Greenblatt’s predecessor at the ADL, Abraham Foxman, tweeted, “Legitimizing racist candidates in the forthcoming Israeli election undermines Israeli democracy and its values. There is still time to reconsider this cynical political step.”

Robert Satloff, the executive director of the Washington Institute for Near East Policy, tweeted, “In 1981, I spent a day w/#Kahane as college journalist following #Israel’s election. Virtually alone w/him in his campaign tent, I’ll never forget him lecturing me on need to ban sex btw Jews & Arabs. I fear for any democracy that mainstreams such hate.”

Ex-US Ambassador to Israel Dan Shapiro pointed out that Kach had been blacklisted as a terror group by the US State Department in the 1990s.

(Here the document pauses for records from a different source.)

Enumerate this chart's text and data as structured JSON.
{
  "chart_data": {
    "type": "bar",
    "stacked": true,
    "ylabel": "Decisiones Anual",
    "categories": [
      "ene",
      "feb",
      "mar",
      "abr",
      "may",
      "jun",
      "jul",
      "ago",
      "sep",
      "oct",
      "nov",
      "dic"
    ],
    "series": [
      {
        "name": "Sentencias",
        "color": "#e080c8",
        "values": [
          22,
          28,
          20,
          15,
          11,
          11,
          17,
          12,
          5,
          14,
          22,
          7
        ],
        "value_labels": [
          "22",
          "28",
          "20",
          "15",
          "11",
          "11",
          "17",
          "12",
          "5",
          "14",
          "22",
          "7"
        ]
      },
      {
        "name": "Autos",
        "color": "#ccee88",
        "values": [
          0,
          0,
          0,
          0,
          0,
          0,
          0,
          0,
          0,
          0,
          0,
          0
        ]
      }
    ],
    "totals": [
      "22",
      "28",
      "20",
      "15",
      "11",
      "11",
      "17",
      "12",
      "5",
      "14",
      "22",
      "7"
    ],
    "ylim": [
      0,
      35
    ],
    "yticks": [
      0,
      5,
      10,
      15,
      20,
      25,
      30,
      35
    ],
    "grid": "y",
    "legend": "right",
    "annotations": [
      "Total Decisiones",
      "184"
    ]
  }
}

“Of course, no votes have been cast or counted yet,” he tweeted. “These candidates may not be elected. But if they do get into the Knesset, US officials may once again have to decide how to relate to MKs with plausible ties to a designated Foreign Terrorist Organization.”

Former State Department negotiator Aaron David Miller tweeted, “Netanyahu uses cutouts to bring racist Kahanists into a merger with one of his coalition partners. But he’s the driving force. A day (FDR actually said date) that will live in infamy in his politics and Israel’s.”

Ann Lewis — a co-chair of the Democratic Majority for Israel group — stated, “Because we at Democratic Majority for Israel believe in a strong and democratic Israel, we are compelled to speak out against the possibility that followers of radical racist Meir Kahane could enter Israel’s parliament.”

“Making such individuals parliamentarians would be an insult to the ideals embodied in Israel’s Declaration of Independence, and the principles espoused by every previous Israeli prime minister from every party,” she continued. “We recognize that past Israeli governments and courts have banned the group to which these individuals belonged from participating in elections because of their incitement to racism. We have faith that Israeli voters will reject the representation of such values in their institutions.”

The Jewish Democratic Council of America tweeted, “For those of us who care about Israel’s future, this is a deeply concerning political development that goes against our core values. Extremists must not be legitimized in Israel, the U.S. or anywhere else.”

Most pro-Israel US groups on the center and right of the political spectrum did not comment on the matter.